Venky Vembu | Updated on December 24, 2018 Published on July 12, 2018

India’s diplomacy in recent times comes across as vastly enfeebled

Finding itself caught between a rock and a hard place, Indian diplomacy has in recent times capitulated in unedifying fashion on more than one occasion. In the most recent instance, under pressure from the Donald Trump administration to terminate its oil trade with Iran, India has surrendered its diplomatic negotiation space in its entirety. Oil imports from Iran in June were down 16 per cent over imports in May, evidently in preparation for getting on the right side of US sanctions on the West Asian country, which take effect in November. Iranian diplomats have responded with justifiable indignation to the alacrity with which India has walked away from its commercial and quasi-strategic relationship with Iran. One diplomat even suggested that Iran would rescind the ‘special privileges’ it had thus far extended India, and although Iranian officials have since rolled back some of the rhetoric of brinkmanship, the issue still manifestly rankles.

Similarly, India recently drew Taiwanese ire for having been excessively accommodating of mainland Chinese sensibilities and getting Air India to tag the island as a province of China. The issue goes to the core of Taiwan’s identity as an independent country, and reverses the spirit of diplomatic ambiguity that characterised India’s relations with it thus far. The fact that it happened evidently under Chinese pressure, and without securing any reciprocal concessions from China, amplifies the week-kneed nature of India’s response.
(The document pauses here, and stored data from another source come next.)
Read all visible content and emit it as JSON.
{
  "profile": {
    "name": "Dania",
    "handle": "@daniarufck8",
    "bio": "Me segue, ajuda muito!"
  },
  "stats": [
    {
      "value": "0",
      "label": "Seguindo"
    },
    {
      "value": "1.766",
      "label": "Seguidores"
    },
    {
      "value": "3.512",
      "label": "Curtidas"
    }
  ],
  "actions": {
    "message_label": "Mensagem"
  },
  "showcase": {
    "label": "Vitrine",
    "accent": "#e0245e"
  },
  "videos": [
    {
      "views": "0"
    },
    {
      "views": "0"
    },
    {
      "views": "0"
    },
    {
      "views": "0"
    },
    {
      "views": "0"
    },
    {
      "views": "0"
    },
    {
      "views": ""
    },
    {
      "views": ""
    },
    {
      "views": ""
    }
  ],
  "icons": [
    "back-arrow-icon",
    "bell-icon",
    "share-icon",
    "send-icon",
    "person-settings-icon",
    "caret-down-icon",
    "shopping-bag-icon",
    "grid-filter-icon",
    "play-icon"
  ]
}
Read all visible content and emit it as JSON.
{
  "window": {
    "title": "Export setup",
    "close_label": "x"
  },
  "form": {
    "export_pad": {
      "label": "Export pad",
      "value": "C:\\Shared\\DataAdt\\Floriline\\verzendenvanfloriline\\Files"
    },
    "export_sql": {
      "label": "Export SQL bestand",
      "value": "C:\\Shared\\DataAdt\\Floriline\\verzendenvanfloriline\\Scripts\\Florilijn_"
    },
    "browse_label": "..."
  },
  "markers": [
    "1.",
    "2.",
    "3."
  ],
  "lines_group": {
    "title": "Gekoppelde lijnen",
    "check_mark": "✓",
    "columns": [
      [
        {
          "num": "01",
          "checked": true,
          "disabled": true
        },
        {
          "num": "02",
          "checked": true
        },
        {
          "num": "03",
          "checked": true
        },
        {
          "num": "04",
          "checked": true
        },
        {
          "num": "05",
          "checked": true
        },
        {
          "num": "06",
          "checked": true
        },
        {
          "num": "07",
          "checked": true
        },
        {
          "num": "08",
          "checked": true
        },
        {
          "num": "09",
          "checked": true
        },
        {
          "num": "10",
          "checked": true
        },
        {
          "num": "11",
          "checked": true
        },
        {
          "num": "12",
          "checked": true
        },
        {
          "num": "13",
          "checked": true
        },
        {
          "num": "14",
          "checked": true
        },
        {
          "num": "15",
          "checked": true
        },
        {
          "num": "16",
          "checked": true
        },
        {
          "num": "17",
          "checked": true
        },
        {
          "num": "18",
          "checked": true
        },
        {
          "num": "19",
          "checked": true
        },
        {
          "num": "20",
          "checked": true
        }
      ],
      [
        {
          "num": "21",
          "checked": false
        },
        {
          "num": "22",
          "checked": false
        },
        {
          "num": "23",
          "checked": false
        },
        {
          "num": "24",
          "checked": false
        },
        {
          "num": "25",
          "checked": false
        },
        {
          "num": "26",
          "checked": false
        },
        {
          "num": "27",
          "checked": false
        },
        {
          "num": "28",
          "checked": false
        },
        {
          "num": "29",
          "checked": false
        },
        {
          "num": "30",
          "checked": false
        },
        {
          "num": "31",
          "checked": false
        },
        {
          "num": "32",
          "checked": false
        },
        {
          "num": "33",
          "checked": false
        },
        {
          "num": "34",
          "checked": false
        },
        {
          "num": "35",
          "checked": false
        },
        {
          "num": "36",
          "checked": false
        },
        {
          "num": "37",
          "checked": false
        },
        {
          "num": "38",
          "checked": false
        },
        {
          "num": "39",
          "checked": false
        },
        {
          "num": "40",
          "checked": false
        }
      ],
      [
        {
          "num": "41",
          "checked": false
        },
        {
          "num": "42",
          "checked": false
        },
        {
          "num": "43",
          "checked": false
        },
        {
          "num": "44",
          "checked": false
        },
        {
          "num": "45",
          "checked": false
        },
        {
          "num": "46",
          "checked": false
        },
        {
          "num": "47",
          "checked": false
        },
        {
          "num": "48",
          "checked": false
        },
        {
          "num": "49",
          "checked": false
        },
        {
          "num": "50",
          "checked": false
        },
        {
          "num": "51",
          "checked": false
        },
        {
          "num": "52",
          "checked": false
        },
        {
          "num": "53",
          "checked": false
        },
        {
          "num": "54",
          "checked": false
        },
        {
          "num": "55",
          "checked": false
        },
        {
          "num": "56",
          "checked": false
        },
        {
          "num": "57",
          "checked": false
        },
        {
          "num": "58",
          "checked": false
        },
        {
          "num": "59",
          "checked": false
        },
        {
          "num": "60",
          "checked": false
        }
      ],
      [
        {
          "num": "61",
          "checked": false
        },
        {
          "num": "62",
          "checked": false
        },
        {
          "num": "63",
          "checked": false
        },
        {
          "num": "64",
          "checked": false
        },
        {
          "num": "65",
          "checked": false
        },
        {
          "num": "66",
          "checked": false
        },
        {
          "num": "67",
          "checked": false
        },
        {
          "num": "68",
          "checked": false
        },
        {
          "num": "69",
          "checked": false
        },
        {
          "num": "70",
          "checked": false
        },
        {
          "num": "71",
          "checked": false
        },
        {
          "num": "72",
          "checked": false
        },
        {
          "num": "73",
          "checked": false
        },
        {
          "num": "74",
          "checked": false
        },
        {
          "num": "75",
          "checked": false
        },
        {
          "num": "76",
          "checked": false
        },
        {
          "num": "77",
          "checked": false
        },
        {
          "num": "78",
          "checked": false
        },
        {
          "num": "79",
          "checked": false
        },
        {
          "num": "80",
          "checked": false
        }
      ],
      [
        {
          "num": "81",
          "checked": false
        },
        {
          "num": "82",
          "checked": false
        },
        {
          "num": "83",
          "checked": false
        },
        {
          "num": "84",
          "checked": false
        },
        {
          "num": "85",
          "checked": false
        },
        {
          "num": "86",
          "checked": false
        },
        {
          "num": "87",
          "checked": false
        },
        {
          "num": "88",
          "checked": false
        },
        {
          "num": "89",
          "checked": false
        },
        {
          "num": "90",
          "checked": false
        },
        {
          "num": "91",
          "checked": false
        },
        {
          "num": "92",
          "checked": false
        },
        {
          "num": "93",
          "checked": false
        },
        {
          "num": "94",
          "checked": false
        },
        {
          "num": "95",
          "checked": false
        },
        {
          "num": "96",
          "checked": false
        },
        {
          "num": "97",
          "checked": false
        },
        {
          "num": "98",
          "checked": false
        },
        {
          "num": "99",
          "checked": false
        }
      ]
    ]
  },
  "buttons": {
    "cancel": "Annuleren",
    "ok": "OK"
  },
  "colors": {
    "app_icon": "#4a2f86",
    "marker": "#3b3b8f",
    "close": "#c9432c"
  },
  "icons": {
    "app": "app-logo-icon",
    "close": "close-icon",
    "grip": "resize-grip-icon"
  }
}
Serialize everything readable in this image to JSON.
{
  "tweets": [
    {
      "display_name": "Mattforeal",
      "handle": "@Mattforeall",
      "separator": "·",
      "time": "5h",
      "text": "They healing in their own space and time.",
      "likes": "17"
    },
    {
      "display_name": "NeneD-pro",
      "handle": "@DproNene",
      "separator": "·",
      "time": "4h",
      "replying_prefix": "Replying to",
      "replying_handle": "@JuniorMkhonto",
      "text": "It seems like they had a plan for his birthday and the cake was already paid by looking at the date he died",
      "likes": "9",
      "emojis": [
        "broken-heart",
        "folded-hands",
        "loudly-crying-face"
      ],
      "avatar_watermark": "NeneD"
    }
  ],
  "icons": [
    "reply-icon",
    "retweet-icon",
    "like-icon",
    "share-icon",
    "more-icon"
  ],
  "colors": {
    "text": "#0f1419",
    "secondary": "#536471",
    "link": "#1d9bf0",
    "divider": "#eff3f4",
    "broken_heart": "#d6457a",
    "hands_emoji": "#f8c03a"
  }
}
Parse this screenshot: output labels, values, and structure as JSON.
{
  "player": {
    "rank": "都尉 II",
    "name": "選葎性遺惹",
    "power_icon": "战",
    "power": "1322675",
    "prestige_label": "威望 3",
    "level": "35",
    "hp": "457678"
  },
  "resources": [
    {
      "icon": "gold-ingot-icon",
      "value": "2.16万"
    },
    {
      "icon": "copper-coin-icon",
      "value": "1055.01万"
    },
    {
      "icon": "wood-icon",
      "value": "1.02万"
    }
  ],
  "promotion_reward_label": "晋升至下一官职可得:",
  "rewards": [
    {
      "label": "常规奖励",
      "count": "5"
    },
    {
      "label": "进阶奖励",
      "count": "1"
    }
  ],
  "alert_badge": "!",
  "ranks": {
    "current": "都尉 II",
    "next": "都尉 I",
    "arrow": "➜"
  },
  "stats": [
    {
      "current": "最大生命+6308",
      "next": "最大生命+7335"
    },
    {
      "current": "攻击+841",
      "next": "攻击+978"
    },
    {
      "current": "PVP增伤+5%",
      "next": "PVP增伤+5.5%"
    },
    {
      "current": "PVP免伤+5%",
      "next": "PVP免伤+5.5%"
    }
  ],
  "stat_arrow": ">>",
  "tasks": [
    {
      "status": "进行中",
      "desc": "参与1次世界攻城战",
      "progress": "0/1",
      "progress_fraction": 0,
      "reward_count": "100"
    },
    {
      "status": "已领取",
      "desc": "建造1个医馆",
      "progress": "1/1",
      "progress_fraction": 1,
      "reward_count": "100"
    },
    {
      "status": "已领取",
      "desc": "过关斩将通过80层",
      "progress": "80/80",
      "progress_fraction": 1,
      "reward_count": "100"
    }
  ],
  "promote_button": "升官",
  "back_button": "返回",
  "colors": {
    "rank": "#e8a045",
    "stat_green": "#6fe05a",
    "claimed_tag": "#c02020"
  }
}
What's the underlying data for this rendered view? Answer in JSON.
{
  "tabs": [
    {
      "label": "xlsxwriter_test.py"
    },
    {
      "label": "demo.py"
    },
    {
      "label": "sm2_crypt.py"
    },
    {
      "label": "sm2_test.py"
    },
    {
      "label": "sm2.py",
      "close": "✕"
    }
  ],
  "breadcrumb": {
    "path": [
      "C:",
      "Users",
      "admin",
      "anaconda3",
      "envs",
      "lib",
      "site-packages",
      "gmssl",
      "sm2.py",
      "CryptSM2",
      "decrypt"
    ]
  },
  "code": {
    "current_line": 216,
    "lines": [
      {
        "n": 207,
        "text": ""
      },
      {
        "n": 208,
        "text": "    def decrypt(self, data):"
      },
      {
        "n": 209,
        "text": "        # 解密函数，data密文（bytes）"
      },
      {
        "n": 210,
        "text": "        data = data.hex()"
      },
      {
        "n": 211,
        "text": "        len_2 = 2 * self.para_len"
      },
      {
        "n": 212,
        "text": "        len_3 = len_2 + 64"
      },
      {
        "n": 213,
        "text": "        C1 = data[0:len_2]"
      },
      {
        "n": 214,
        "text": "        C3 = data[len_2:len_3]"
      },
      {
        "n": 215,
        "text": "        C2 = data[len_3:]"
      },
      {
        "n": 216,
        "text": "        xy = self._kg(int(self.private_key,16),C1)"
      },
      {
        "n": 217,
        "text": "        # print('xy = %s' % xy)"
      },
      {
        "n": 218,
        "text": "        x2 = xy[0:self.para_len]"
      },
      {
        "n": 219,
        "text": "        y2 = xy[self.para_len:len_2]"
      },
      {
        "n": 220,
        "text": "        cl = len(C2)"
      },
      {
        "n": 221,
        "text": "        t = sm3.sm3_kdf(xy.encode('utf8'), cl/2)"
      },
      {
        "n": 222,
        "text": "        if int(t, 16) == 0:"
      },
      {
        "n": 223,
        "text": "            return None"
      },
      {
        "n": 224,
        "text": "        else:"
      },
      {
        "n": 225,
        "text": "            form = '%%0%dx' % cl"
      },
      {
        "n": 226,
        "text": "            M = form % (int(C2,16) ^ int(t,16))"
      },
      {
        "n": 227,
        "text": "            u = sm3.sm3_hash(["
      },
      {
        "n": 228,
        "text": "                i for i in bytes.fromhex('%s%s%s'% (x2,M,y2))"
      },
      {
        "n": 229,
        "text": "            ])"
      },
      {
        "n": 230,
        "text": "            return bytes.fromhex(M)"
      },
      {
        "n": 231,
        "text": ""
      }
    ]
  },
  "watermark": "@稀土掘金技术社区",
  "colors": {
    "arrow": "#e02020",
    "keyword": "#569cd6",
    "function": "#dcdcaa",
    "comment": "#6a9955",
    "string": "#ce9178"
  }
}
Negotiating the corridors of Big Power rivalry is never an easy task. Yet, for a government that made much of its standing up to Chinese military brinkmanship in Doklam barely a year ago, this reflects a particularly enfeebled diplomatic engagement. That these reversals have been made by the first government in decades to enjoy a comfortable parliamentary majority (and have occurred despite a leader who has projected a muscular approach to diplomacy) accentuates the failings all the more. India today stands exposed as a pushover power that will readily sell its diplomatic negotiation space short when push comes to shove.